Finance and risk may want you to create long-term detailed output-oriented plans with extensive risk registers because they believe this is the way to ensure you stay on the right track. Security may want to see an extensive Change Approval process. Marketing and Sales may promise their customers things putting the teams under pressure.
I believe you can hardly fault these people when are excluded from the Agile transformation. They will continue to do their work as they have done before.
This is why it is vital that people from these areas need to be part of the transformation process. They need to learn how Agile value creation works and what this means for them. They need to know how they are in a position to inspect the work of the teams and collaborate on what to do next. They need to work with the teams to find more effective ways of managing budget, risk management, and security. They can collaborate with teams to have a better story to tell to the customers.
(Higher) Management
Often the direct managers of the teams are part of the Agile transformation. Many of the transformations I have witnessed were driven by them. That said, I have also observed two recurring anti-patterns:
The managers focused on transforming the teams but did not include understanding how it impacted them. Managing/leading Agile teams differs from traditional management. This should not be ignored.
Managers on higher levels in the organization were excluded from the transformation. This has the same undesirable effects on the Agile teams as I described in the paragraph above. There will be a mismatch between the Agile teams and what higher management does.
The role of management changes when the company transforms into an Agile way of working. They should be less interested in how teams do their work, but instead establish the vision and set outcome-oriented goals. They should also foster the environment and help teams to be self-managing.
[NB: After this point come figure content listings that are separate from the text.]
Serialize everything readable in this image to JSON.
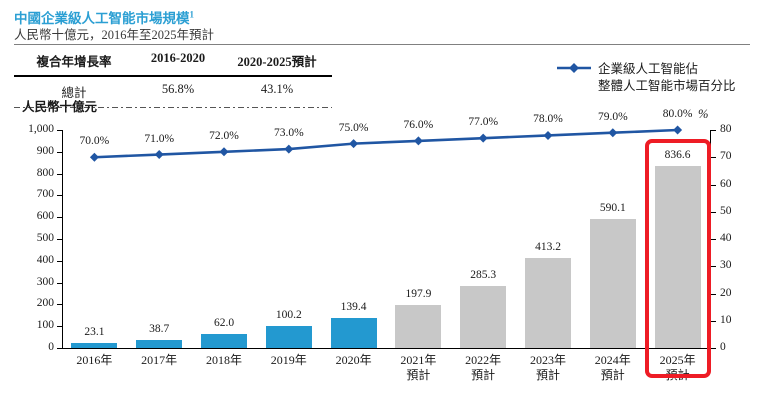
{
  "header": {
    "title": "中國企業級人工智能市場規模",
    "title_sup": "1",
    "subtitle": "人民幣十億元，2016年至2025年預計"
  },
  "cagr_table": {
    "headers": [
      "複合年增長率",
      "2016-2020",
      "2020-2025預計"
    ],
    "row": [
      "總計",
      "56.8%",
      "43.1%"
    ]
  },
  "legend": {
    "line1": "企業級人工智能佔",
    "line2": "整體人工智能市場百分比"
  },
  "chart_data": {
    "type": "bar+line",
    "title": "中國企業級人工智能市場規模",
    "subtitle": "人民幣十億元，2016年至2025年預計",
    "categories": [
      "2016年",
      "2017年",
      "2018年",
      "2019年",
      "2020年",
      "2021年預計",
      "2022年預計",
      "2023年預計",
      "2024年預計",
      "2025年預計"
    ],
    "x_labels": [
      {
        "year": "2016年",
        "note": ""
      },
      {
        "year": "2017年",
        "note": ""
      },
      {
        "year": "2018年",
        "note": ""
      },
      {
        "year": "2019年",
        "note": ""
      },
      {
        "year": "2020年",
        "note": ""
      },
      {
        "year": "2021年",
        "note": "預計"
      },
      {
        "year": "2022年",
        "note": "預計"
      },
      {
        "year": "2023年",
        "note": "預計"
      },
      {
        "year": "2024年",
        "note": "預計"
      },
      {
        "year": "2025年",
        "note": "預計"
      }
    ],
    "bar_series": {
      "values": [
        23.1,
        38.7,
        62.0,
        100.2,
        139.4,
        197.9,
        285.3,
        413.2,
        590.1,
        836.6
      ],
      "labels": [
        "23.1",
        "38.7",
        "62.0",
        "100.2",
        "139.4",
        "197.9",
        "285.3",
        "413.2",
        "590.1",
        "836.6"
      ],
      "actual_count": 5
    },
    "line_series": {
      "name": "企業級人工智能佔整體人工智能市場百分比",
      "values": [
        70.0,
        71.0,
        72.0,
        73.0,
        75.0,
        76.0,
        77.0,
        78.0,
        79.0,
        80.0
      ],
      "labels": [
        "70.0%",
        "71.0%",
        "72.0%",
        "73.0%",
        "75.0%",
        "76.0%",
        "77.0%",
        "78.0%",
        "79.0%",
        "80.0%"
      ]
    },
    "left_axis": {
      "label": "人民幣十億元",
      "min": 0,
      "max": 1000,
      "step": 100,
      "tick_labels": [
        "1,000",
        "900",
        "800",
        "700",
        "600",
        "500",
        "400",
        "300",
        "200",
        "100",
        "0"
      ]
    },
    "right_axis": {
      "label": "%",
      "min": 0,
      "max": 80,
      "step": 10,
      "tick_labels": [
        "80",
        "70",
        "60",
        "50",
        "40",
        "30",
        "20",
        "10",
        "0"
      ]
    },
    "highlight_index": 9,
    "legend_position": "top-right",
    "grid": false
  },
  "colors": {
    "accent_blue": "#2b9fd3",
    "bar_actual": "#2399d0",
    "bar_forecast": "#c8c8c8",
    "line": "#2056a3",
    "highlight_red": "#ee1c25",
    "axis": "#000000"
  }
}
And they should help remove organizational impediments so that teams can be more effective in their way of working. Managers should stop telling and start serving the teams.
The changes are just as impactful for management as for anyone else in the company. It is therefore vital they are also included in the journey.
End Note
Whenever Agile transformation limits their focus to tools or techniques only, they are in trouble from the start. Because Agile is not about using different tools or techniques. It is about embracing the notion that you can’t predict the future and therefore need to build, measure and learn.
This realization is not only relevant for the people who are directly involved in creating the value (typically product and delivery). Ultimately, it impacts everyone in the organization. Because everyone works towards achieving the organization’s objectives. And in a world with many uncertainties, this calls for close collaboration and a learning culture.
Very nice collection of possible errors a company could face during the transformation.
I like so much the point about People Management... I would say it should become the first "gate" toward agile tranformation, if the company is not ready to change the name of Human Resource in People Management, this means the company is not really interested to become Agile.
My doubt instead is about this sentence: "you do not know upfront what will bring you to your desired results" I think this is a really critical point when it comes to the people involved in the trasformation. We are saing them to be ready to embrace uncertainties... something human is not happy to join... this is to me the real and more complex part of the cultural change needed for a tranformaiton... someting we should care much more!
Transformations that aim at the culture of a company are especially doomed. The culture is like a shadow on the wall created by your shape and your actions. Trying to change the shadow without looking at what creates it in the first place is a recipe for failure.